Python gets around the single thread issue by running multiple processes and communicating between them. That's actually probably the approach that a lot of scripting languages can or will take, come to think of it.
I guess someone could implement Python without the global interpreter lock, but then you'd have to add extensions to it to provide for multithreading, like thread creation, pooling, events, mutexes and semaphores, and so on...
Many Python
programs run multiple processes like that, but not until 2.6 did it get standard library support in the form of the multiprocessing module. In contrast, the threading module seems to have been added in 1.5.1, offering a simpler interface for the even older thread module. And no, it's not simple in the slightest to communicate between processes; a general language-level solution would probably perform worse than the GIL.
Meanwhile, Python has been implemented without a global interpreter lock, a few times over.
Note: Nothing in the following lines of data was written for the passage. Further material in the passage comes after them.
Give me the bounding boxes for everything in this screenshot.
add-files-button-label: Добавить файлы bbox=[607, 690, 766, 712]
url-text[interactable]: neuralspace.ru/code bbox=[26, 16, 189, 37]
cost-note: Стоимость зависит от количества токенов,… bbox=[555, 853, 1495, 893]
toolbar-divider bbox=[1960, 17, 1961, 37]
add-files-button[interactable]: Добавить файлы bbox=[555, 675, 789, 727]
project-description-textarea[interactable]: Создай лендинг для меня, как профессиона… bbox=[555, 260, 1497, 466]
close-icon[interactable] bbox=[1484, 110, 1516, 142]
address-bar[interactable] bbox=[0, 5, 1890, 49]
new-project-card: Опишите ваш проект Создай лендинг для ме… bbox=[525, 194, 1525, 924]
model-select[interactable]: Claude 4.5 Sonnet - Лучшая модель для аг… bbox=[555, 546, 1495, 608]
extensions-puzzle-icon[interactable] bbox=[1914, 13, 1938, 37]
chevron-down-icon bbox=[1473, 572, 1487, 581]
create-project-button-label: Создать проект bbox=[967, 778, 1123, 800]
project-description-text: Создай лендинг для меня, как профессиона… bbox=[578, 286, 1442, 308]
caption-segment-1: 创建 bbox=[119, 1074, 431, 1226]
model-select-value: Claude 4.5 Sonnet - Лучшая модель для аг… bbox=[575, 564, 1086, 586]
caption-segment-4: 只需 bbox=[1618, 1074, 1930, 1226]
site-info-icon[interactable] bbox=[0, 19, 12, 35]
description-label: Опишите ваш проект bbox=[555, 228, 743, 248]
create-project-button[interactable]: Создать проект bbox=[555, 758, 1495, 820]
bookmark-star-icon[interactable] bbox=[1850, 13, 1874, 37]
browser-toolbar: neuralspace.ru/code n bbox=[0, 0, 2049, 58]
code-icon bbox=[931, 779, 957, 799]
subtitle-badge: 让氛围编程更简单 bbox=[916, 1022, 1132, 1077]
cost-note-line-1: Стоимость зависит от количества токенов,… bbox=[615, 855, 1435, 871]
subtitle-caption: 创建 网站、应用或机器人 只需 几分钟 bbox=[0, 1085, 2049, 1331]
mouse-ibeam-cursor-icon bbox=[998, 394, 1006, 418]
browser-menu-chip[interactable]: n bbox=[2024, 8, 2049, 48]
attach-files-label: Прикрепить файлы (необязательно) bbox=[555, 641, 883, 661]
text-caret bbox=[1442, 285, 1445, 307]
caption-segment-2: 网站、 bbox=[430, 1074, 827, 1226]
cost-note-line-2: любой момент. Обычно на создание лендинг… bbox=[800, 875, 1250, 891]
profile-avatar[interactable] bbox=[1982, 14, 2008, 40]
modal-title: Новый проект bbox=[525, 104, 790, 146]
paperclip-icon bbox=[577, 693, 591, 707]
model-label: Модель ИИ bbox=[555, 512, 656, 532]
And yes, thread creation, pooling, events, mutexes, and semaphores are also implemented in each one, as part of the standard library. The main difference is that destructors are even less predictable, but that's why we have the with block these days.
Even with a GIL, threading makes it convenient to use blocking system calls or long-running C library calls without blocking the event loop, and enables interleaved processing that works on shared memory structures. It's kind of like running the asyncio loop without leaving yields everywhere. But yes, it makes Python slower than it should be for CPU-bound work on multi-core machines.
Then again, most programs are I/O-bound, which is why removing the GIL hasn't become a big enough priority for the core developers to overcome the issues that it was designed to solve.